Holding back from hitting your children doesn't mean no discipline. They can still be punished - time out, no TV, no pocket money, no cellphone, no computer, heck I even confiscated the childrens pillows one night which was such a novelty that we all ended up laughing. I know of people who have turned off their hot water so the kids face cold showers until they start acting responsibly.
Winston001 (3612)
547275 2007-05-08 11:23:00 Re: smacking bill amendment passed,bill WILL pass
Prunes too, will pass.
Making a law to cover peculiar people and inflicting it on all people is rather futile, expensive and stupid. Pretty standard really. What it cannot fail to achieve is a massive increase in legal costs for an incredibly remote chance of affecting the behaviour of those scum it is aimed at.
R2x1 (4628)
547276 2007-05-09 15:11:00 When I was growing up at home I faced 2 forms of Punishment. A smack from my dad, or some time out or a Ban (e.g. TV, Computer) from my mum. One guess which one I didn't want to catch me.

The things I did when dad caught me, weren't done again. The things I did when Mum caught me usually happened 1-2 times more before I got sick of being banned from something.

Smacking works...and is something totally different from beating.

[EDIT]
I'm 18 so I'm talking punishments around 1993-2003
Faded_Mantis (79)
547277 2007-05-11 12:41:00 Another child was killed in New Zealand he was 3years old, from the violent act of his parents.

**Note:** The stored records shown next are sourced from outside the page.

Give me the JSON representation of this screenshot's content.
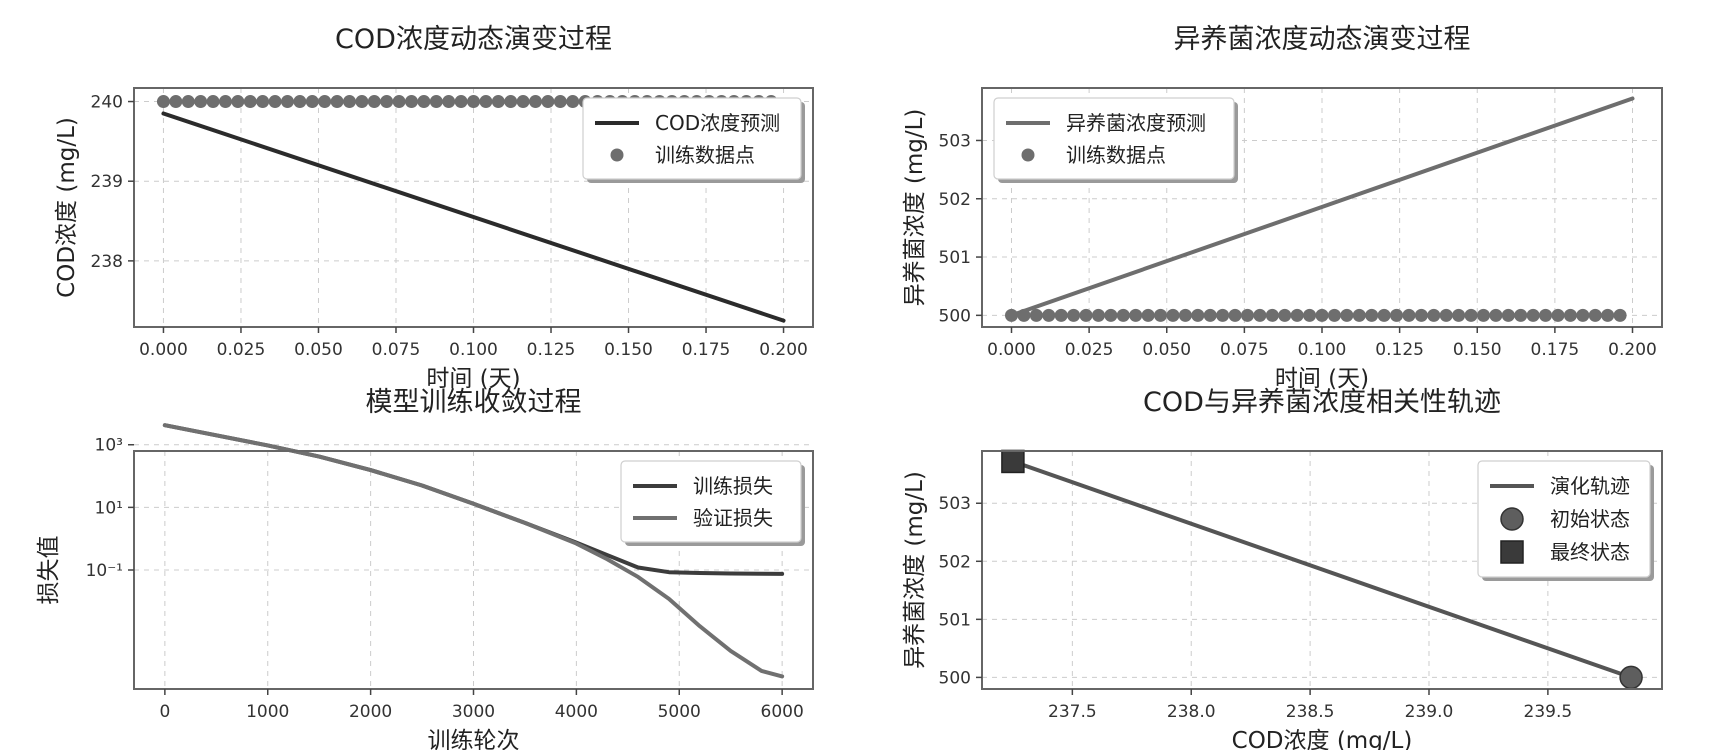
{
  "chart_data": [
    {
      "id": "cod",
      "type": "line",
      "title": "COD浓度动态演变过程",
      "xlabel": "时间 (天)",
      "ylabel": "COD浓度 (mg/L)",
      "xlim": [
        -0.0095,
        0.2095
      ],
      "ylim": [
        237.17,
        240.17
      ],
      "yscale": "linear",
      "grid": true,
      "legend_position": "top-right",
      "xticks": [
        0,
        0.025,
        0.05,
        0.075,
        0.1,
        0.125,
        0.15,
        0.175,
        0.2
      ],
      "xtick_labels": [
        "0.000",
        "0.025",
        "0.050",
        "0.075",
        "0.100",
        "0.125",
        "0.150",
        "0.175",
        "0.200"
      ],
      "yticks": [
        238,
        239,
        240
      ],
      "ytick_labels": [
        "238",
        "239",
        "240"
      ],
      "series": [
        {
          "name": "COD浓度预测",
          "kind": "line",
          "color": "#2b2b2b",
          "x": [
            0,
            0.2
          ],
          "y": [
            239.85,
            237.25
          ]
        },
        {
          "name": "训练数据点",
          "kind": "scatter",
          "color": "#6e6e6e",
          "x_start": 0,
          "x_step": 0.004,
          "count": 50,
          "y": 240.0
        }
      ]
    },
    {
      "id": "bacteria",
      "type": "line",
      "title": "异养菌浓度动态演变过程",
      "xlabel": "时间 (天)",
      "ylabel": "异养菌浓度 (mg/L)",
      "xlim": [
        -0.0095,
        0.2095
      ],
      "ylim": [
        499.8,
        503.9
      ],
      "yscale": "linear",
      "grid": true,
      "legend_position": "top-left",
      "xticks": [
        0,
        0.025,
        0.05,
        0.075,
        0.1,
        0.125,
        0.15,
        0.175,
        0.2
      ],
      "xtick_labels": [
        "0.000",
        "0.025",
        "0.050",
        "0.075",
        "0.100",
        "0.125",
        "0.150",
        "0.175",
        "0.200"
      ],
      "yticks": [
        500,
        501,
        502,
        503
      ],
      "ytick_labels": [
        "500",
        "501",
        "502",
        "503"
      ],
      "series": [
        {
          "name": "异养菌浓度预测",
          "kind": "line",
          "color": "#6e6e6e",
          "x": [
            0,
            0.2
          ],
          "y": [
            500.0,
            503.72
          ]
        },
        {
          "name": "训练数据点",
          "kind": "scatter",
          "color": "#6e6e6e",
          "x_start": 0,
          "x_step": 0.004,
          "count": 50,
          "y": 500.0
        }
      ]
    },
    {
      "id": "loss",
      "type": "line",
      "title": "模型训练收敛过程",
      "xlabel": "训练轮次",
      "ylabel": "损失值",
      "xlim": [
        -300,
        6300
      ],
      "ylim": [
        -4.8,
        2.8
      ],
      "yscale": "log",
      "grid": true,
      "legend_position": "top-right",
      "xticks": [
        0,
        1000,
        2000,
        3000,
        4000,
        5000,
        6000
      ],
      "xtick_labels": [
        "0",
        "1000",
        "2000",
        "3000",
        "4000",
        "5000",
        "6000"
      ],
      "yticks": [
        -1,
        1,
        3
      ],
      "ytick_labels": [
        "10⁻¹",
        "10¹",
        "10³"
      ],
      "series": [
        {
          "name": "训练损失",
          "kind": "line",
          "color": "#3c3c3c",
          "x": [
            0,
            500,
            1000,
            1500,
            2000,
            2500,
            3000,
            3500,
            4000,
            4300,
            4600,
            4900,
            5200,
            5500,
            5800,
            6000
          ],
          "y": [
            4200,
            2000,
            950,
            420,
            155,
            50,
            13,
            3.2,
            0.75,
            0.3,
            0.12,
            0.085,
            0.08,
            0.077,
            0.076,
            0.075
          ]
        },
        {
          "name": "验证损失",
          "kind": "line",
          "color": "#707070",
          "x": [
            0,
            500,
            1000,
            1500,
            2000,
            2500,
            3000,
            3500,
            4000,
            4300,
            4600,
            4900,
            5200,
            5500,
            5800,
            6000
          ],
          "y": [
            4200,
            2000,
            950,
            420,
            155,
            50,
            13,
            3.2,
            0.7,
            0.22,
            0.06,
            0.012,
            0.0016,
            0.00026,
            6e-05,
            4e-05
          ]
        }
      ]
    },
    {
      "id": "trajectory",
      "type": "line",
      "title": "COD与异养菌浓度相关性轨迹",
      "xlabel": "COD浓度 (mg/L)",
      "ylabel": "异养菌浓度 (mg/L)",
      "xlim": [
        237.12,
        239.98
      ],
      "ylim": [
        499.8,
        503.9
      ],
      "yscale": "linear",
      "grid": true,
      "legend_position": "top-right",
      "xticks": [
        237.5,
        238,
        238.5,
        239,
        239.5
      ],
      "xtick_labels": [
        "237.5",
        "238.0",
        "238.5",
        "239.0",
        "239.5"
      ],
      "yticks": [
        500,
        501,
        502,
        503
      ],
      "ytick_labels": [
        "500",
        "501",
        "502",
        "503"
      ],
      "series": [
        {
          "name": "演化轨迹",
          "kind": "line",
          "color": "#555555",
          "x": [
            239.85,
            237.25
          ],
          "y": [
            500.0,
            503.72
          ]
        },
        {
          "name": "初始状态",
          "kind": "marker-circle",
          "color": "#5e5e5e",
          "x": [
            239.85
          ],
          "y": [
            500.0
          ]
        },
        {
          "name": "最终状态",
          "kind": "marker-square",
          "color": "#3a3a3a",
          "x": [
            237.25
          ],
          "y": [
            503.72
          ]
        }
      ]
    }
  ]
}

I am 2 sided on this bill, on one side i hope it passes, but i don't believe that it will stop parents from hitting/beating their children. On the other passing this bill will take the child out of the violent home and sorry to say put it in the care of social welfare that so far hasn't protected a minority of children from some idiotic foster parents, who probably wanted the money in the first place.

Obviously "reasonable force" has been blown out the window when the child shows up to hospital dead, instant jail time served. If a child has whelps or bruising, a lawyer will argue reasonable force and i believe this is where the bill will come in and take that from the lawyers argument, because no jury can define what reasonable force is.

Personally i believe that since its just the words "reasonable force" that is causing the problem, they should just change reasonable force to light smack, solves the problem doesn't it? No lawyer can argue that the parent lightly smacked the child if the child was beaten with a baseball bat, jug cord or other object that caused Whelps?

However, If a adult lays a finger on another adult, uninvited that person would be charged with assult, where if you lay a finger on a child you will be let off the charge because it was done with reasonable force.... very unfair.
Narmie (12196)
547278 2007-05-11 13:30:00 But do you believe that any law or law change would have actually saved that 3 year old?

We have stringent gun laws, but people are still shot all too frequently.
Followng the Port Arthur massacre in Australia and Aramoana massacre in NZ, gun laws in both countries were tightened. That never worked, why does everyone assume this will work with amendment or not?